Theorem statement: $\displaystyle \Delta^dF_n(x) = \sum_{k=0}^{n-1} \binom{n-1}{k} \Delta^{d-1}F_{n-1-k}(x)(-1)^k$
Proof:
$$\begin{align} F_n(x) &= x^n =\Delta^0F(x) \\[2ex] \Delta^1F_n(x) &= x^n -(x-1)^n \\[2ex] &= x^n - \sum_{k=0}^n\binom nk x^{n-k}(-1)^k \\[2ex] &= \sum_{k=0}^{n-1}\binom{n-1}{k}x^{n-k}(-1)^{k} \\[2ex] &=x^{n-1} -(n-1)x^{n-2} + \ldots \pm (n-1)x^2 \mp 1 \\[2ex] &= \sum_{k=0}^{n-1}\binom{n-1}{k}\Delta^0F_{n-1-k}(x)(-1)^k\end{align}$$
$$\begin{align}\Delta^2F_n(x) &=\Delta^1F_n(x) -\Delta^1F_n(x-1) \\[2ex] &= \sum_{k=0}^{n-1}\binom{n-1}{k}x^{n-k}(-1)^k - \sum_{k=0}^{n-1}\binom{n-1}{k}(x-1)^{n-k}(-1)^k \\[2ex] & = x^{n-1}-(x-1)^{n-1}- (n-1)x^{n-2} - (n-1)(x-1)^{n-2} +\ldots \pm(n-1)x^2 -(n-1)(x-1)^2 \\[2ex] & = \sum_{k=0}^{n-1} \binom{n-1}{k}\Delta^1F_{n-1-k}(x)(-1)^k\end{align}$$
$$\begin{align} \Delta^3F_n(x) &= \Delta^2F_n(x) - \Delta^2F_n(x-1) \\[2ex] &= \sum_{k=0}^{n-1} \binom{n-1}{k}\Delta^1F_{n-1-k}(x)(-1)^k -\sum_{k=0}^{n-1} \binom{n-1}{k}\Delta^1F_{n-1-k}(x-1)(-1)^k \\[2ex] &= \sum_{k=0}^{n-1} \binom{n-1}{k} (\Delta^1F_{n-1-k}(x) - \Delta^1F_{n-1-k}(x-1))(-1)^k \\[2ex] &= \sum_{k=0}^{n-1} \binom{n-1}{k} \Delta^2F_{n-1-k}(x)(-1)^k \end{align}$$
$$\therefore \Delta^dF_n(x) = \sum_{k=0}^{n-1} \binom{n-1}{k} \Delta^{d-1}F_{n-1-k}(x)(-1)^k$$
Is this correct?
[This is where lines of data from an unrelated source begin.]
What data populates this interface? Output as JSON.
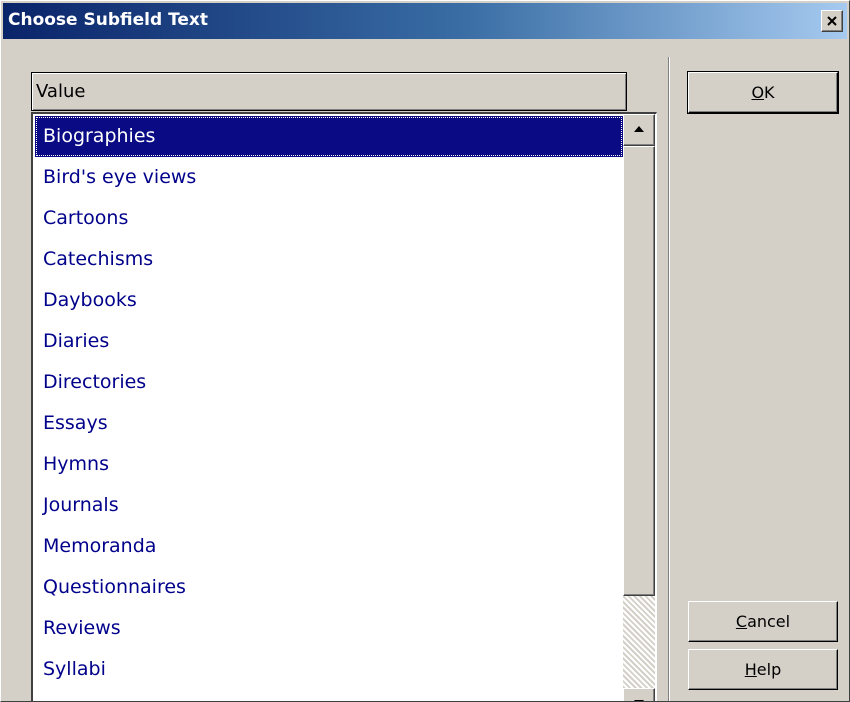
{
  "window": {
    "title": "Choose Subfield Text",
    "close_icon": "close-icon"
  },
  "list": {
    "column_header": "Value",
    "selected_index": 0,
    "items": [
      "Biographies",
      "Bird's eye views",
      "Cartoons",
      "Catechisms",
      "Daybooks",
      "Diaries",
      "Directories",
      "Essays",
      "Hymns",
      "Journals",
      "Memoranda",
      "Questionnaires",
      "Reviews",
      "Syllabi"
    ]
  },
  "buttons": {
    "ok": {
      "mnemonic": "O",
      "rest": "K"
    },
    "cancel": {
      "mnemonic": "C",
      "rest": "ancel"
    },
    "help": {
      "mnemonic": "H",
      "rest": "elp"
    }
  },
  "colors": {
    "titlebar_start": "#0a246a",
    "titlebar_end": "#a6caf0",
    "selection": "#0a0a84",
    "item_text": "#00008b",
    "face": "#d4d0c8"
  }
}
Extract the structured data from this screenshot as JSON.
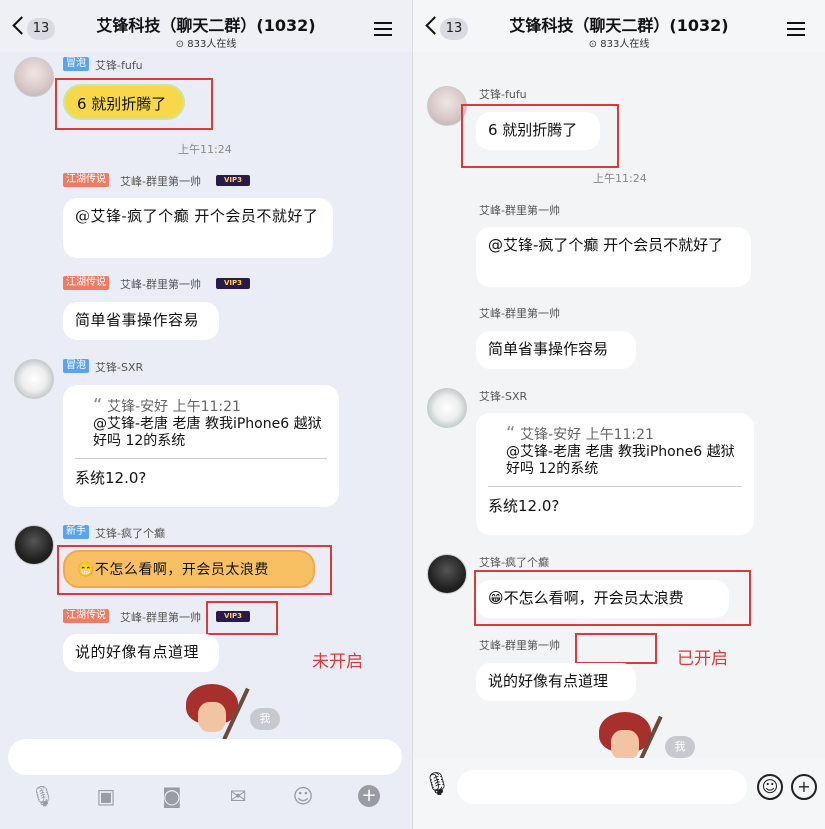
{
  "header": {
    "badge": "13",
    "title": "艾锋科技（聊天二群）(1032)",
    "online": "⊙ 833人在线"
  },
  "left": {
    "m1": {
      "tag": "冒泡",
      "nick": "艾锋-fufu",
      "text": "6 就别折腾了"
    },
    "time": "上午11:24",
    "m2": {
      "tag": "江湖传说",
      "nick": "艾峰-群里第一帅",
      "vip": "VIP3",
      "text": "@艾锋-疯了个癫 开个会员不就好了"
    },
    "m3": {
      "tag": "江湖传说",
      "nick": "艾峰-群里第一帅",
      "vip": "VIP3",
      "text": "简单省事操作容易"
    },
    "m4": {
      "tag": "冒泡",
      "nick": "艾锋-SXR",
      "quote_head": "艾锋-安好 上午11:21",
      "quote_text": "@艾锋-老唐 老唐 教我iPhone6 越狱好吗 12的系统",
      "text": "系统12.0?"
    },
    "m5": {
      "tag": "新手",
      "nick": "艾锋-疯了个癫",
      "text": "😁不怎么看啊，开会员太浪费"
    },
    "m6": {
      "tag": "江湖传说",
      "nick": "艾峰-群里第一帅",
      "vip": "VIP3",
      "text": "说的好像有点道理"
    },
    "note": "未开启",
    "me": "我"
  },
  "right": {
    "m1": {
      "nick": "艾锋-fufu",
      "text": "6 就别折腾了"
    },
    "time": "上午11:24",
    "m2": {
      "nick": "艾峰-群里第一帅",
      "text": "@艾锋-疯了个癫 开个会员不就好了"
    },
    "m3": {
      "nick": "艾峰-群里第一帅",
      "text": "简单省事操作容易"
    },
    "m4": {
      "nick": "艾锋-SXR",
      "quote_head": "艾锋-安好 上午11:21",
      "quote_text": "@艾锋-老唐 老唐 教我iPhone6 越狱好吗 12的系统",
      "text": "系统12.0?"
    },
    "m5": {
      "nick": "艾锋-疯了个癫",
      "text": "😁不怎么看啊，开会员太浪费"
    },
    "m6": {
      "nick": "艾峰-群里第一帅",
      "text": "说的好像有点道理"
    },
    "note": "已开启",
    "me": "我"
  },
  "icons": {
    "mic": "🎙",
    "image": "▣",
    "camera": "◙",
    "gift": "✉",
    "emoji": "☺",
    "plus": "+"
  },
  "colors": {
    "annotation": "#d93a3a",
    "bg_left": "#eaedf6",
    "bg_right": "#f3f4f6"
  }
}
If not, where did I go wrong?
If it is correct, what can I do with this? Where can I apply the derived identity?
I originally set out to prove that $\Delta^n F_n(x) = c \ \forall x$, but I'm not sure if I'm any closer to this now.